ワインについて知ろう!コルク臭の原因と対策

ワイン入門者
先生、ワインの『コルク臭』について教えてください。

ワイン研究家
『コルク臭』とは、TCAという物質によって引き起こされるオフ・フレーバーだよ。

ワイン入門者
TCAって、どんな特徴がありますか?

ワイン研究家
TCAは少量でも感知できて、カビ臭い香りを放ち、ワインの果実味を感じさせなくするんだ。
コルク臭とは。
ワイン用語の「コルク臭」は、2,4,6-トリクロロアニソール(TCA)という化学物質に汚染されたコルクを使用したボトルに起こるワインの欠点です。TCAは非常に微量でも感知できるため、ワインにカビ臭い香りを付与します。また、このにおいで人間の臭覚が麻んびれ、ワイン本来の果実のフレーバーを感じることができなくなるため、どんなワインも似たようなカビ臭いにおいになってしまいます。研究や対策が進み、コルク臭の発生率は2~3%程度と減少してきましたが、ワインの欠点として依然として悩みの種となっています。
コルク臭の原因

コルク臭の原因
コルク臭とは、ワインの品質を損なう不快な匂いのことで、コルクがカビに侵されることで発生します。カビはコルクの主な構成成分であるサブエリンを分解し、2,4,6-トリクロロアニソール(TCA)という化合物を生成します。このTCAがコルク臭の独特の香りとなります。コルク臭の影響を受けたワインは、湿った紙やカビのような匂いとなり、味覚にも悪影響を及ぼします。
コルク臭の特徴

コルク臭とは、ワインにコルクから移った不快な臭いのことです。その特徴としては、湿ったダンボールやカビ、濡れた新聞紙のような独特のニュアンスがあります。コルク臭が発生すると、ワインの本来の香りと味わいを損ねてしまいます。
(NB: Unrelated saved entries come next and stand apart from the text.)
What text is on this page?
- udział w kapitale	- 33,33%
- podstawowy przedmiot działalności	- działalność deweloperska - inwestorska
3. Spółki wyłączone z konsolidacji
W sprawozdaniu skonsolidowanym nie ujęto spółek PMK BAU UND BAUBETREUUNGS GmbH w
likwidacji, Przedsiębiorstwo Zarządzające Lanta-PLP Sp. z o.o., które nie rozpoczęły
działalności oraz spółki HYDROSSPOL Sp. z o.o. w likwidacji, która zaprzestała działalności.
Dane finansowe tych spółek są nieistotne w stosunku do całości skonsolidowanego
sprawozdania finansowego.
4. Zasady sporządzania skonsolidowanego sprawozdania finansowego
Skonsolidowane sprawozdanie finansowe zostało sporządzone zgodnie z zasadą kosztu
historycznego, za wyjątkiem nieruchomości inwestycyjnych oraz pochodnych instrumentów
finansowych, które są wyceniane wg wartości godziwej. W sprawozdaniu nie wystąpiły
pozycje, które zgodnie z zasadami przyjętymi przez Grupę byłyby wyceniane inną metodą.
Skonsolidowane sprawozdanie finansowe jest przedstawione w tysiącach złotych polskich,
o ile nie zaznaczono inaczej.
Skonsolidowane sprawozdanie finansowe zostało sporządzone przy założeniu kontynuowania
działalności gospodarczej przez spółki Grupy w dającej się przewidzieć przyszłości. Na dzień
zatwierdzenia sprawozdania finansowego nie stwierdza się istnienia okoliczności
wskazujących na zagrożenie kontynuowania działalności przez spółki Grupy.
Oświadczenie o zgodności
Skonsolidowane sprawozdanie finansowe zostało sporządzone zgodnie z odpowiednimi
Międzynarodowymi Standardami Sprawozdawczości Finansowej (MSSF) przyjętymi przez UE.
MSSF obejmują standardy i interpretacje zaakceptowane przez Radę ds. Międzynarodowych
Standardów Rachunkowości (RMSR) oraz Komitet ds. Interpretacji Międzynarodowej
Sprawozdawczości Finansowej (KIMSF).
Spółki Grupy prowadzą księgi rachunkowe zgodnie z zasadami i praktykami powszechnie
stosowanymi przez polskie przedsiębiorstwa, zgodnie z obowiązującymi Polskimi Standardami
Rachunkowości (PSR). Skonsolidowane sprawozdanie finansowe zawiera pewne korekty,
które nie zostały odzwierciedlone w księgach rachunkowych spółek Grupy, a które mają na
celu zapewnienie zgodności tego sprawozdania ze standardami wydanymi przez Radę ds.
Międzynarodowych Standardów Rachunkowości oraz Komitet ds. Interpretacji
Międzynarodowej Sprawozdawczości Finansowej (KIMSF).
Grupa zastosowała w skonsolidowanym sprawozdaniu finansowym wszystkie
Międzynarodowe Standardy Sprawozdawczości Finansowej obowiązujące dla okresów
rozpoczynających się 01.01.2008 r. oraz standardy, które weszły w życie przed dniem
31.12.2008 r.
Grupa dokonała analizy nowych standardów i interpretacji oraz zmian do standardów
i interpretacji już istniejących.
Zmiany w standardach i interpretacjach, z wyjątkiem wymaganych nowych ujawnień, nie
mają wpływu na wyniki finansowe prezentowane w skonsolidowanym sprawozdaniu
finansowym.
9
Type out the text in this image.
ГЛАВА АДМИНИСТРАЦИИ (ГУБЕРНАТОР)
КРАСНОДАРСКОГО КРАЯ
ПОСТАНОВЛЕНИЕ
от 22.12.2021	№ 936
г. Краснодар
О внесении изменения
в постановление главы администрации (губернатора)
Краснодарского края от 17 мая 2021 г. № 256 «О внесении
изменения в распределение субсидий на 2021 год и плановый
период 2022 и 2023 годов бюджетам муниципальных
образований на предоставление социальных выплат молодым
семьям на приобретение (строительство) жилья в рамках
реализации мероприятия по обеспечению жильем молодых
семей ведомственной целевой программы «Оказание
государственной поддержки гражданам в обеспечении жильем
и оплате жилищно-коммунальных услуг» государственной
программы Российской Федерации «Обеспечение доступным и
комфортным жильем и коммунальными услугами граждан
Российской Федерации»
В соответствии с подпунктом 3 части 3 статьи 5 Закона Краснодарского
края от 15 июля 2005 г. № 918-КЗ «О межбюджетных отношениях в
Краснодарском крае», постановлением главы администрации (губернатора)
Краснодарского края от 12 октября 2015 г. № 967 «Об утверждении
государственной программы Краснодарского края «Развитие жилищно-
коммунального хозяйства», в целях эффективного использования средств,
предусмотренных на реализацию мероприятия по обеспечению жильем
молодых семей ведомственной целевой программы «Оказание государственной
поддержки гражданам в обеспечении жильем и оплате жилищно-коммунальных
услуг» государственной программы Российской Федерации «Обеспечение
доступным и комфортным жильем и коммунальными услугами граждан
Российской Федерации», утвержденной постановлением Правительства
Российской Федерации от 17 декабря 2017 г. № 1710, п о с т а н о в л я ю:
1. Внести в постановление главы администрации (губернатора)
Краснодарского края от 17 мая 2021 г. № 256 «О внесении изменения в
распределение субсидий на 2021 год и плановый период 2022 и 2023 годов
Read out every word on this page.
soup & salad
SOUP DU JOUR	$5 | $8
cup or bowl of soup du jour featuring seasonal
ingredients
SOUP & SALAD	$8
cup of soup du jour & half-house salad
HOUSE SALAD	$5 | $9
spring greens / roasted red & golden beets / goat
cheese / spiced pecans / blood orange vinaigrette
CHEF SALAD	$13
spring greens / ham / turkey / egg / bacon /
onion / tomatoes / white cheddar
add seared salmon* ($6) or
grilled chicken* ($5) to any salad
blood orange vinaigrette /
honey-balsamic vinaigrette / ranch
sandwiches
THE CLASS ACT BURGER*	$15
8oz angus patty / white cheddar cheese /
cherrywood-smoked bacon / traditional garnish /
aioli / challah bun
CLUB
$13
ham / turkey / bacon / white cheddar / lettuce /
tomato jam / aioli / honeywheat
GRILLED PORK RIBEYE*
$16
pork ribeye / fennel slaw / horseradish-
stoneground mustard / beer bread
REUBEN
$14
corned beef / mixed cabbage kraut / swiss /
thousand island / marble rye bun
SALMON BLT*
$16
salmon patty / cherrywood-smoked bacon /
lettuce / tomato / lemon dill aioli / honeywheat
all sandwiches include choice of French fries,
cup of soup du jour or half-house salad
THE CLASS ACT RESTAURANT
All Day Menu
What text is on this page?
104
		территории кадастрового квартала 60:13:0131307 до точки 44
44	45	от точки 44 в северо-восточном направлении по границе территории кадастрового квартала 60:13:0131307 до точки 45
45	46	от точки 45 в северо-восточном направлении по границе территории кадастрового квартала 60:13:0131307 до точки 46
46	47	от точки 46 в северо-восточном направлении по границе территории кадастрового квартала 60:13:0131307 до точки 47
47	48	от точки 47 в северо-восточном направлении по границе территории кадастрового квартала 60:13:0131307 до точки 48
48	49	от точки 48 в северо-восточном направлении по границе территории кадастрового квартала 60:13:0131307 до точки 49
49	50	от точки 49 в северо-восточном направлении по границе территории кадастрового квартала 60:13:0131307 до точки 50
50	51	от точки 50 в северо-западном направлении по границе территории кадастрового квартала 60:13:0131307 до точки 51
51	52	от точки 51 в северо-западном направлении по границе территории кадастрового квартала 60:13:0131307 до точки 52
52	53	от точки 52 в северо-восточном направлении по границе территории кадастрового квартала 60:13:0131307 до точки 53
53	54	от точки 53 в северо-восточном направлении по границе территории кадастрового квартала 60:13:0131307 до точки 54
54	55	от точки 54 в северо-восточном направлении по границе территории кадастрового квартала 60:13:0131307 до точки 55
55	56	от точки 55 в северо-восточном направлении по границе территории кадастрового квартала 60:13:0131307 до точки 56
コルク臭は、コルク栓がワインと接触することでコルクに含まれる2,4,6-トリクロロアニソール(TCA)という化学物質が溶け出してワインに移ってしまうことで発生します。TCAは微量でも強い臭いを放つため、わずかでもワインに混入するとコルク臭を引き起こします。
コルク臭の対策

コルク臭の対策として、以下のような方法があります。
* -コルク栓を交換する-感染したコルクを新しいものに交換することで、コルク臭を完全に取り除くことができます。ただし、ワインが空気に長時間触れすぎると酸化するため、交換後はすぐにワインを消費する必要があります。
* -アロマ抜栓器を使用する-アロマ抜栓器は、ワインからコルク臭を取り除くのに役立つ特別なデバイスです。このデバイスはワインに空気を吹き込み、コルク臭の原因となる揮発性物質を除去します。
* -ワインデカンターに注ぐ-ワインデカンターにワインを移すことで、コルク臭を空気中に放出することができます。この方法は、コルク臭がかなり強い場合や、ワインをすぐに消費しない場合に効果的です。
* -コルク臭除去剤を使用する-コルク臭除去剤は、ワインからコルク臭を取り除くために特別に設計された製品です。これらの製品は、コルク臭の原因となる化合物を中和する作用があります。
コルク臭の発生率

コルク臭の発生率
コルク臭は、 ワインの主要な欠陥の 1 つ で、世界中のワイナリーで発生しています。発生率はワインの種類や産地にによって異なりますが、一般的には 1% 未満とされています。ただし、一部の産地やヴィンテージでは、発生率が 5% 以上に達することもあります。赤ワインでは白ワインよりも発生率が高い傾向にあり、特にフルボディの赤ワインや長期熟成したワインでよく見られます。コルク臭が発生するリスクは、ワインの瓶詰めから数年後に高まります。
ワインのオフ・フレーバーの最大発生源

ワインのオフ・フレーバーの最大の発生源は、コルク栓に由来します。コルク栓はワインを密閉するために使用されていますが、経年劣化や製造工程の不良により、2,4,6-トリクロロアニソール(TCA)という物質が発生することがあります。TCAはカビの臭いや湿った段ボールの香りをワインに付着させ、いわゆる「コルク臭」の原因となります。